Y es que en el primer capítulo de la historia, quien narra es la cabeza recién cortada del ladrón que yace en la canasta ensangrentada
Luego del primer capítulo hay un retroceso en el tiempo y el narrador comienza a contarnos sus andanzas callejeras.
Con pasajes que recuerdan lo mejor de la novela picaresca española y escenas que dentro de su crudeza no están exentas de ternura, transcurre la vida de Pelletier.
El lector llega a tal identificación con el personaje, que hasta acaba por resultar tierno que su máxima experiencia romántica, haya sido la violación de una aristócrata de la que después se enamora perdidamente.
También hay reflexiones y críticas mordaces en boca del narrador a la Ilustración y el patriotismo de los revolucionarios jacobinos, que son ridiculizados sin piedad.
Y el final llega demasiado rápido, casi tan rápido como la cuchilla de la guillotina cae sobre el cuello de un condenado, pues antes de dos horas, ya había concluido la lectura de esta breve novela.

Tuesday, March 01, 2005

La Salud

Fue en una banca del Parque Teniente Guerrero donde a media mañana, cobijado por la sombra de un árbol, abrí el sobre. Uno piensa que al abrir un sobre de esos enfrentará algo más contundente. Algo así como ya valiste madre, te ves a morir, estás de la re jodida. Pero nada de eso. Sólo números y términos a los que el calificativo de alto o bajo les concede su nivel de riesgo e importancia. Y siempre hay sorpresas, por supuesto. Eso no lo supe en ese momento, sino hasta que el doctor me lo dijo. Pero en fin, no voy a usar a Eterno Retorno para narrar las cosas que suceden debajo de mi piel. Después de todo, lo único que se es que me siento bien, que camino varios kilómetros al día, que trabajo sin problemas jornadas de más de 12 horas y aún me queda energía. Pero también me ha quedado que el poco o mucho tiempo que me quede de vida, tendré que aprender a vivir con un concepto que antes odiaba: Moderación.
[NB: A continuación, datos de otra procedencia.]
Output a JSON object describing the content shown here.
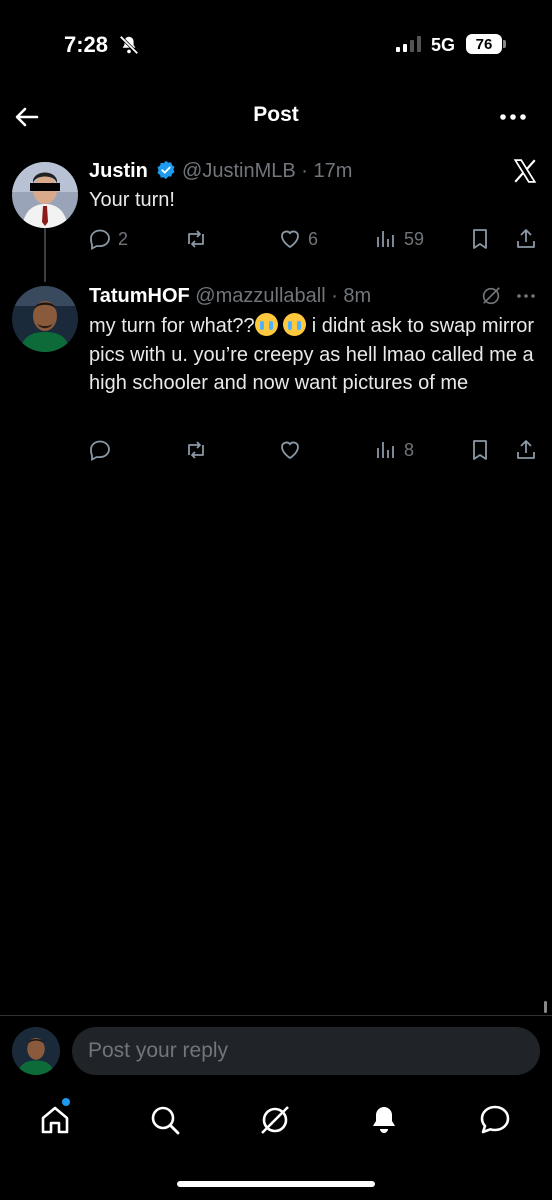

Así tan hedonista y excesivo como puedo llegar a ser, logro una capacidad espartana que sorprendería a cualquiera. Puedo ser infinitamente austero y sobrio si me lo propongo. La cuestión es lograr serlo por el resto de mi vida. Después de todo, puedo prescindir de todo o casi todo en este mundo y por fortuna aún hay en el arsenal muchos placeres en los que nadie me exigirá medida. Así que mejor cambiemos de tema de una buena vez por todas, que la vida sigue adelante y no piensa detenerse.

Un periódico ideal

Tijuana es uno de los sitios más complicados para satisfacer a los lectores, precisamente porque no existe una cultura homogénea.
Como trabajador de los medios, siempre leo con ojo crítico casi todos los periódicos, pues es algo que se relaciona directamente con mi trabajo.
Pero pienso en mí como lector. Suponiendo que no estuviera yo metido de manera activa en los medios de comunicación, que fuera un ciudadano ajeno por completo a los periódicos que se dedicara a vender alfombras u otra cosa sin vela en el entierro. ¿Qué me atraería de un periódico? ¿Qué cosas leería con interés?
Me atrae sí la información local, lo que pasa en mi entorno inmediato y la internacional. La nacional, seamos honestos, me aburre un poco. Leería un poco de editoriales, aquellas que tengan que ver con temas de mi interés o que sean escritas por columnistas con una mínima dosis de originalidad, lo cual es a menudo escaso en las páginas editoriales. De Deportes leería todas y cada una de las notas que tengan que ver con futbol, pero nada más. Para ser honesto, fuera de mi adicción incurable por el futbol, un deporte por el que la vida vale la pena ser vivida (y cierto interés muy moderado por el futbol americano), profeso una casi total indiferencia por no decir aberración por todos los deportes. Nada entiendo ni de box, ni de carreras de autos, mucho menos del odioso golf y el beis. De Espectáculos sólo leo lo que tiene que ver con rock, concretamente con metal, lo cual es muy escaso y en cultura lo que tenga que ver con literatura o historia, pues nada entiendo de performance, arte instalación, Tijuana Tercera Nación y cosas por el estilo. Así las cosas, si diseñara un periódico para mí, tendría sólo información local, internacional, una sección de puro futbol, otra de puro heavy metal, una gran sección de libros e historia y ya. ¿Cuánta gente compraría ese hipotético periódico? Muy poca pienso yo.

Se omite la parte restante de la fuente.